Matt Mitovich of TV Guide observed that Robbins "quickly established herself as a fan favorite," describing her as "a breath of fresh air in the often angsty halls of Seattle Grace." Chris Monfette of IGN noted that the fifth season of Grey's Anatomy marked an improvement over the previous two seasons, partly due to the introduction of "fresh, new characters" such as Robbins and Owen Hunt (Kevin McKidd). Monfette commented that Robbins' ultimate contribution to the season was "introducing the element of childcare to Seattle Grace", which gave Miranda Bailey (Chandra Wilson) "a great arc." Jennifer Godwin of E! Online praised Arizona's promotion to a series regular in season six, particularly as it allowed the continuation of her relationship with Callie.

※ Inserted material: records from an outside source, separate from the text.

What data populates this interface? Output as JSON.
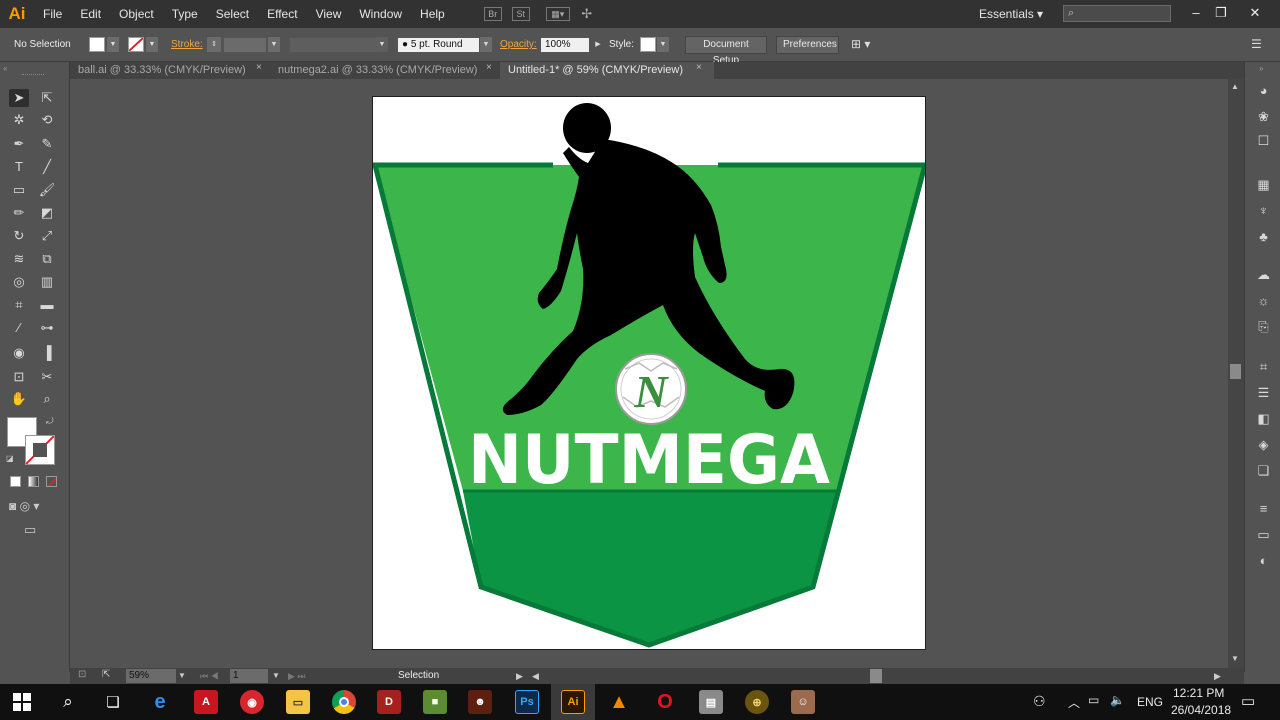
{
  "app": {
    "logo": "Ai",
    "menu": [
      "File",
      "Edit",
      "Object",
      "Type",
      "Select",
      "Effect",
      "View",
      "Window",
      "Help"
    ],
    "workspace": "Essentials",
    "window_controls": [
      "minimize-icon",
      "restore-icon",
      "close-icon"
    ]
  },
  "control_bar": {
    "selection_label": "No Selection",
    "stroke_label": "Stroke:",
    "brush_value": "5 pt. Round",
    "opacity_label": "Opacity:",
    "opacity_value": "100%",
    "style_label": "Style:",
    "document_setup": "Document Setup",
    "preferences": "Preferences"
  },
  "tabs": [
    {
      "label": "ball.ai @ 33.33% (CMYK/Preview)",
      "close": "×",
      "active": false
    },
    {
      "label": "nutmega2.ai @ 33.33% (CMYK/Preview)",
      "close": "×",
      "active": false
    },
    {
      "label": "Untitled-1* @ 59% (CMYK/Preview)",
      "close": "×",
      "active": true
    }
  ],
  "artwork": {
    "title": "NUTMEGA",
    "ball_letter": "N",
    "colors": {
      "shield_light": "#3cb54a",
      "shield_dark": "#0b9444",
      "shield_border": "#077a3a",
      "text": "#ffffff",
      "silhouette": "#000000"
    }
  },
  "status": {
    "zoom": "59%",
    "artboard_number": "1",
    "tool": "Selection"
  },
  "taskbar": {
    "lang": "ENG",
    "time": "12:21 PM",
    "date": "26/04/2018",
    "apps": [
      "start-icon",
      "search-icon",
      "task-view-icon",
      "edge-icon",
      "acrobat-icon",
      "screen-recorder-icon",
      "file-explorer-icon",
      "chrome-icon",
      "dota-icon",
      "minecraft-icon",
      "game-icon",
      "photoshop-icon",
      "illustrator-icon",
      "vlc-icon",
      "opera-icon",
      "installer-icon",
      "coin-icon",
      "photo-icon"
    ]
  },
  "accent": "#ff9a00"
}
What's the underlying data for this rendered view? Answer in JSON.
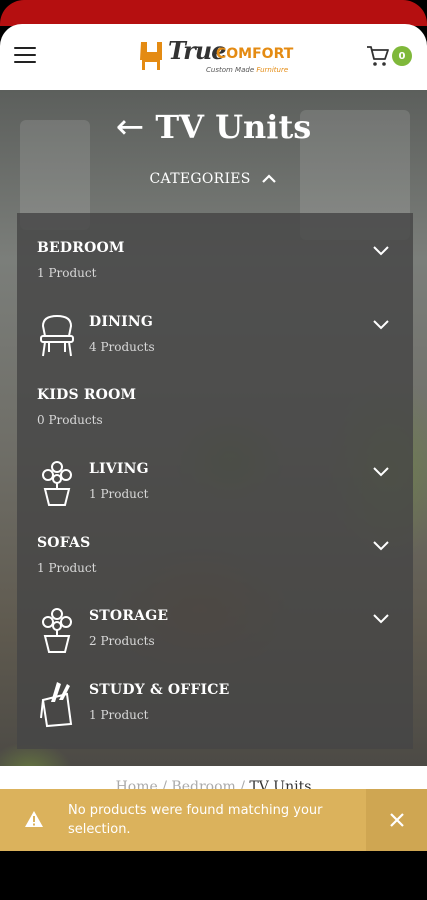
{
  "header": {
    "menu_icon": "hamburger-icon",
    "logo": {
      "true_text": "True",
      "comfort_text": "COMFORT",
      "tagline_a": "Custom Made",
      "tagline_b": "Furniture"
    },
    "cart": {
      "icon": "cart-icon",
      "count": "0"
    }
  },
  "page": {
    "back_icon": "←",
    "title": "TV Units"
  },
  "categories": {
    "toggle_label": "CATEGORIES",
    "items": [
      {
        "name": "BEDROOM",
        "count": "1 Product",
        "icon": "none",
        "expandable": true
      },
      {
        "name": "DINING",
        "count": "4 Products",
        "icon": "dining-chair-icon",
        "expandable": true
      },
      {
        "name": "KIDS ROOM",
        "count": "0 Products",
        "icon": "none",
        "expandable": false
      },
      {
        "name": "LIVING",
        "count": "1 Product",
        "icon": "potted-plant-icon",
        "expandable": true
      },
      {
        "name": "SOFAS",
        "count": "1 Product",
        "icon": "none",
        "expandable": true
      },
      {
        "name": "STORAGE",
        "count": "2 Products",
        "icon": "potted-plant-icon",
        "expandable": true
      },
      {
        "name": "STUDY & OFFICE",
        "count": "1 Product",
        "icon": "pen-holder-icon",
        "expandable": false
      }
    ]
  },
  "breadcrumb": {
    "home": "Home",
    "sep": "/",
    "parent": "Bedroom",
    "current": "TV Units"
  },
  "notice": {
    "text": "No products were found matching your selection.",
    "icon": "warning-icon",
    "close_icon": "close-icon"
  },
  "colors": {
    "status_bar": "#b50f10",
    "badge": "#7fb83a",
    "notice": "#dbb25c",
    "brand_orange": "#e48b13"
  }
}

The Los Angeles Timess Carina MacKenzie wrote of the Season 6 episode "Invasion":
By far the best moment in this episode was Robbins' scene with Torres' father, Carlos. Jessica Capshaw has an incredible ability to take even the most melodramatic of Grey's speeches and deliver them with a subtlety and an honesty that makes them come off as sincere instead of overwrought. 'I was named for a battleship,' she said, and in the powerful monologue that followed, she calmly and carefully explained that Torres was still the woman Carlos raised.